Bible juive et Bible chrétienne.

Pierre GIBERT, jésuite, exégète, professeur et doyen de la Faculté de Théologie de l'institut Catholique de Lyon. auteur de nombreux travaux scientifiques et pédagogiques sur l'histoire de la Bible

D'un point de vue chrétien: la bible juive est différente du christianisme même si le tronc est commun. A ce sujet on ne peut que déplorer un œcuménisme “ simpliste” car il y a risque de dangers et de confusions :

le judaïsme qui a continué n'a pas reconnu en Jésus le messie.
le christianisme l'a persécuté.
Il y a un tronc commun, des textes communs, mais il y a des différences fondamentales, des options différentes, il n'y a pas le même rapport aux écritures.
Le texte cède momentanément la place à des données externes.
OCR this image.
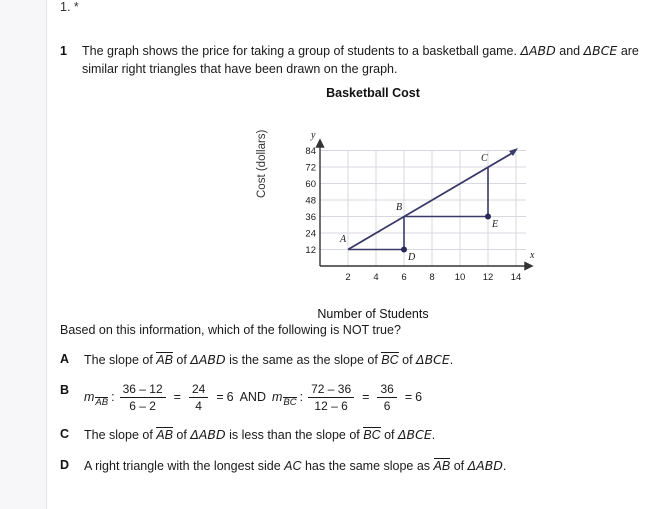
1. *
1	The graph shows the price for taking a group of students to a basketball game. ΔABD and ΔBCE are similar right triangles that have been drawn on the graph.
Basketball Cost
Cost (dollars)
Number of Students
A
B
D
E
C
y
x
12
24
36
48
60
72
84
2 4 6 8 10 12 14
Based on this information, which of the following is NOT true?
A	The slope of AB of ΔABD is the same as the slope of BC of ΔBCE.
B	m AB : $\frac{36 - 12}{6 - 2} = \frac{24}{4} = 6$ AND m BC : $\frac{72 - 36}{12 - 6} = \frac{36}{6} = 6$
C	The slope of AB of ΔABD is less than the slope of BC of ΔBCE.
D	A right triangle with the longest side AC has the same slope as AB of ΔABD.
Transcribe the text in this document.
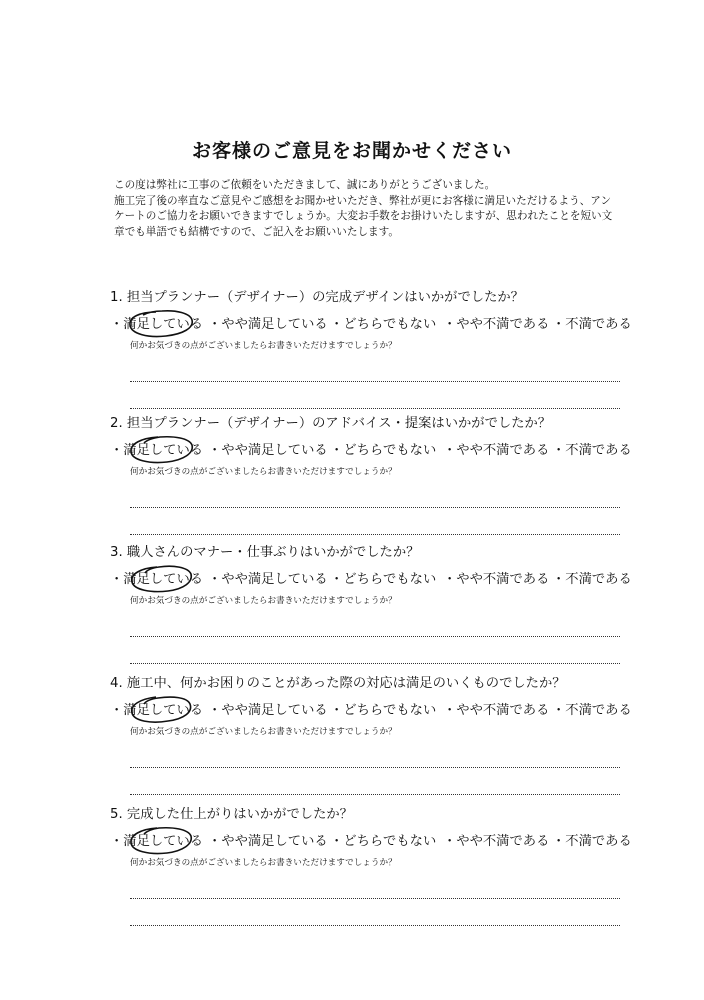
お客様のご意見をお聞かせください
この度は弊社に工事のご依頼をいただきまして、誠にありがとうございました。
施工完了後の率直なご意見やご感想をお聞かせいただき、弊社が更にお客様に満足いただけるよう、アン
ケートのご協力をお願いできますでしょうか。大変お手数をお掛けいたしますが、思われたことを短い文
章でも単語でも結構ですので、ご記入をお願いいたします。
1. 担当プランナー（デザイナー）の完成デザインはいかがでしたか？
・満足している ・やや満足している ・どちらでもない ・やや不満である ・不満である
何かお気づきの点がございましたらお書きいただけますでしょうか？
2. 担当プランナー（デザイナー）のアドバイス・提案はいかがでしたか？
・満足している ・やや満足している ・どちらでもない ・やや不満である ・不満である
何かお気づきの点がございましたらお書きいただけますでしょうか？
3. 職人さんのマナー・仕事ぶりはいかがでしたか？
・満足している ・やや満足している ・どちらでもない ・やや不満である ・不満である
何かお気づきの点がございましたらお書きいただけますでしょうか？
4. 施工中、何かお困りのことがあった際の対応は満足のいくものでしたか？
・満足している ・やや満足している ・どちらでもない ・やや不満である ・不満である
何かお気づきの点がございましたらお書きいただけますでしょうか？
5. 完成した仕上がりはいかがでしたか？
・満足している ・やや満足している ・どちらでもない ・やや不満である ・不満である
何かお気づきの点がございましたらお書きいただけますでしょうか？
I) LA “NAISSANCE” ET Le CANON DE LA BIBLE JUIVE:

- Une date simple mais importante: 70 après J.C.. Les légions de TITUS assiègent Jérusalem car l'activisme juif agace les romains.

Cette même année là, des délégations gauloises se réunissent a Reims. Les délégués se posent des questions: “ que faire vis-à-vis des romains ? Guerre ? Soumission ? ”. Ils décident de se soumettre car les Romains respectent leur culture et leurs religions. Les Gaulois jouent à fond le jeu de la “PAX ”            ( c'étaient déjà des gallo-romains).

A l'autre bout de l'empire, “le petit peuple juif”, à peine l'équivalent de deux départements français, réagit autrement. Le monde juif est remuant, actif, intellectuel, possédant des grands maîtres ( Jésus considéré comme RABBI, et le christianisme se relève grâce à un RABBI , PAUL ( SAÜL DE TARSE).

Rome voulait respecter les règles et les interdits juifs, le TEMPLE, etc...Il y a eu un respect profond et réel du judaïsme. Or ce judaïsme refuse cela ( c'est dans ce sens qu'on peut comprendre la passion du Christ).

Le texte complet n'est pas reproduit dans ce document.